Compton was named as one of the five Wisden Cricketers of the Year in 2013, recognising his achievements during the previous English season. Compton returned to County Cricket in late April 2013, with a century and half-century against county champions Warwickshire, and maintained his place in the England test squad for the home series against New Zealand.
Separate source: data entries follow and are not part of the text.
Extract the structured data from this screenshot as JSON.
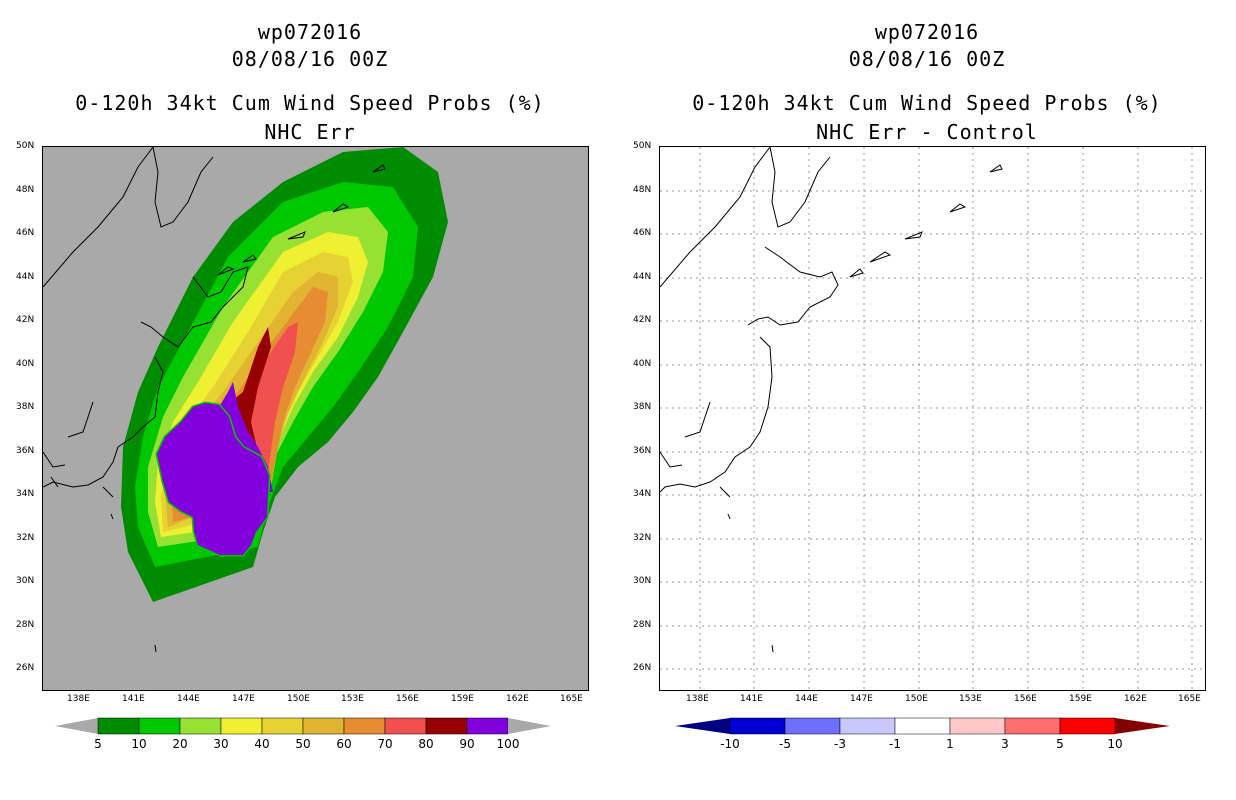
{
  "left_panel": {
    "storm_id": "wp072016",
    "datetime": "08/08/16 00Z",
    "product": "0-120h 34kt Cum Wind Speed Probs (%)",
    "subtitle": "NHC Err",
    "background_color": "#a9a9a9",
    "colorbar": {
      "labels": [
        "5",
        "10",
        "20",
        "30",
        "40",
        "50",
        "60",
        "70",
        "80",
        "90",
        "100"
      ],
      "colors": [
        "#008c00",
        "#00c800",
        "#96e132",
        "#f0f032",
        "#e6d232",
        "#e1b432",
        "#e68c32",
        "#f05050",
        "#960000",
        "#8200dc"
      ],
      "end_color": "#a9a9a9"
    }
  },
  "right_panel": {
    "storm_id": "wp072016",
    "datetime": "08/08/16 00Z",
    "product": "0-120h 34kt Cum Wind Speed Probs (%)",
    "subtitle": "NHC Err - Control",
    "background_color": "#ffffff",
    "colorbar": {
      "labels": [
        "-10",
        "-5",
        "-3",
        "-1",
        "1",
        "3",
        "5",
        "10"
      ],
      "colors": [
        "#0000d2",
        "#6e6eff",
        "#c8c8ff",
        "#ffffff",
        "#ffc8c8",
        "#ff6e6e",
        "#ff0000"
      ],
      "low_color": "#000082",
      "high_color": "#820000"
    }
  },
  "axes": {
    "lat_labels": [
      "50N",
      "48N",
      "46N",
      "44N",
      "42N",
      "40N",
      "38N",
      "36N",
      "34N",
      "32N",
      "30N",
      "28N",
      "26N"
    ],
    "lon_labels": [
      "138E",
      "141E",
      "144E",
      "147E",
      "150E",
      "153E",
      "156E",
      "159E",
      "162E",
      "165E"
    ]
  }
}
Compton fared badly in the two test home series scoring just 39 runs in 4 innings with a high score of just 16. He performed particularly poorly in the first Test, making scores of 1 and 7, although England still went on to win the match and the series 2–0. This failure led to renewed calls from the media for Compton to be dropped for the Ashes in favour of Joe Root, but Compton returned to first-class cricket for Somerset with a century against Durham, and then backed this up with a vital half-century at Derbyshire that guided Somerset to their first victory of the season.
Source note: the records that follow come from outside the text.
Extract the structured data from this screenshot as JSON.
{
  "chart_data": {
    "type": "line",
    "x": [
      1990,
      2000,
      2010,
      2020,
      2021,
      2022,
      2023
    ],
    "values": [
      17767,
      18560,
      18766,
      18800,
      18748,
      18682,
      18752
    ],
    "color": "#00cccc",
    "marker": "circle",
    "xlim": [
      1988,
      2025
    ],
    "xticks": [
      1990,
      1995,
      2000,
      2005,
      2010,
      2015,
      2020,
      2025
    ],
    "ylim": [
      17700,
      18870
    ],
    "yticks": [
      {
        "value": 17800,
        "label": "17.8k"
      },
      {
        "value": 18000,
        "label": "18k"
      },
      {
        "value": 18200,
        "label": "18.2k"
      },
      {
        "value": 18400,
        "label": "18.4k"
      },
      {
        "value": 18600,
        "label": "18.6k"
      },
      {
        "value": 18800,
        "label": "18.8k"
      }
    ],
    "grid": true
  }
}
Despite this form Compton was dropped by England for the Ashes warm-up against Essex in favour of Joe Root, with Compton omitted from the squad and national selector Geoff Miller, describing Root as "currently the best opening partner" for Alastair Cook. On his 30th birthday, Compton's form continued with a defiant 81 for Somerset against the touring Australians at Taunton. Compton was rewarded for his form as the ECB arranged for him to play as a guest for Worcestershire in their tour match against Australia as a further audition for his Ashes spot. Despite still being in the selector's thoughts, Compton did not play any part in the series.

===2015/16 South Africa===
In November 2015, after more than two years out of the side Compton was recalled to the Test squad for the tour to South Africa. In the first test in his home town of Durban, Compton, batting at number 3 in the order, scored 85 runs from 236 balls in the first innings, and shared a century stand with James Taylor to help England recover from 49–3 to 303 all out.
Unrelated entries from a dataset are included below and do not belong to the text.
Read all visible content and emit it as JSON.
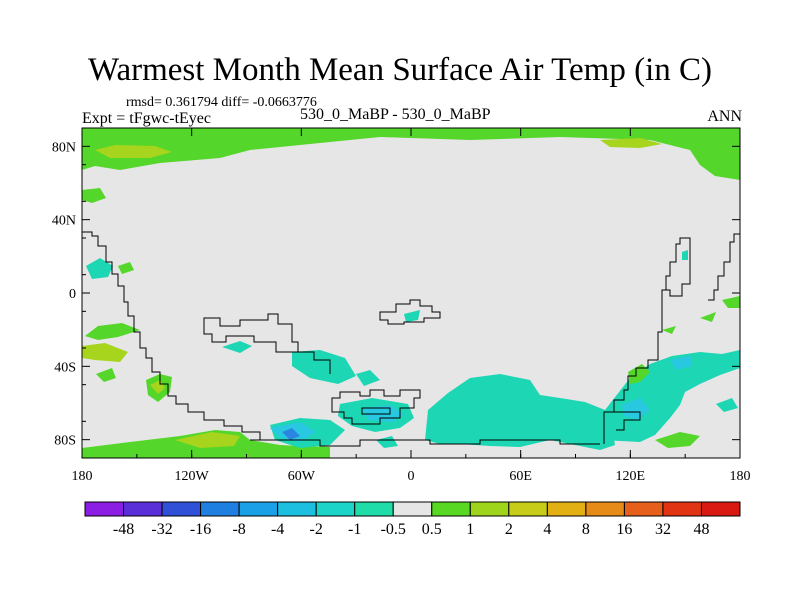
{
  "title": "Warmest Month Mean Surface Air Temp (in C)",
  "stats": "rmsd= 0.361794 diff= -0.0663776",
  "experiment": "Expt = tFgwc-tEyec",
  "subtitle": "530_0_MaBP - 530_0_MaBP",
  "period": "ANN",
  "y_ticks": [
    "80N",
    "40N",
    "0",
    "40S",
    "80S"
  ],
  "x_ticks": [
    "180",
    "120W",
    "60W",
    "0",
    "60E",
    "120E",
    "180"
  ],
  "colorbar": {
    "labels": [
      "-48",
      "-32",
      "-16",
      "-8",
      "-4",
      "-2",
      "-1",
      "-0.5",
      "0.5",
      "1",
      "2",
      "4",
      "8",
      "16",
      "32",
      "48"
    ],
    "colors": [
      "#8c1de2",
      "#5b2fd8",
      "#3050d8",
      "#1f7fe0",
      "#1aa0e6",
      "#1cbfe0",
      "#1cd4c8",
      "#20dca8",
      "#e6e6e6",
      "#58d823",
      "#9fd41d",
      "#c6cc18",
      "#e2b012",
      "#e68a18",
      "#e6601c",
      "#e03412",
      "#d81a12"
    ]
  },
  "colors": {
    "background": "#e6e6e6",
    "green": "#55d62a",
    "yellow_green": "#a7d41c",
    "teal": "#1dd6b4",
    "cyan": "#28c8e0",
    "blue": "#2a86e0"
  }
}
Compton fell just short of another half-century in the second innings, being caught behind by AB de Villiers from a Morné Morkel delivery on 49. Compton continued his good form in the first innings of the second Test, scoring 45 in the first innings. Both England and South Africa posted over 600 in their first innings, and the match ended in a draw. Compton was dismissed for 15 in England's second innings. In the third Test he made 26 in the first innings but was out for a duck in the second innings as England successfully chased down a modest victory target to take an unassailable 2–0 lead in the series. He scored just 25 runs in the fourth Test, which England went on to lose, although they won the series 2–1.

===2016 Sri Lanka===
In May 2016 Compton was announced in the England test squad for the first match against Sri Lanka. Many were suggesting that this would be his last chance for England, but he scored a first innings duck, after being caught behind of the bowling of debutant Dasun Shanaka. After England recorded an emphatic victory in the first match, they named an unchanged side for the second and Compton kept his place for the second Test. He was dismissed for just nine in the first innings, but looked in better touch in the second innings and scored an unbeaten 22 to help England to a nine wicket victory. In the final match of the series he was out for one in England's first innings, before making 19 in the second, as the match ended in a draw. Having not featured in a single match of the 2018 season for Middlesex, Compton announced his retirement from all forms of cricket in October 2018.
Nick is currently (February 2024) playing for the very successful England Seniors over 40 cricket team in the Seniors World Cup in India.

==Post-retirement life==
After retiring, Compton became a professional photographer.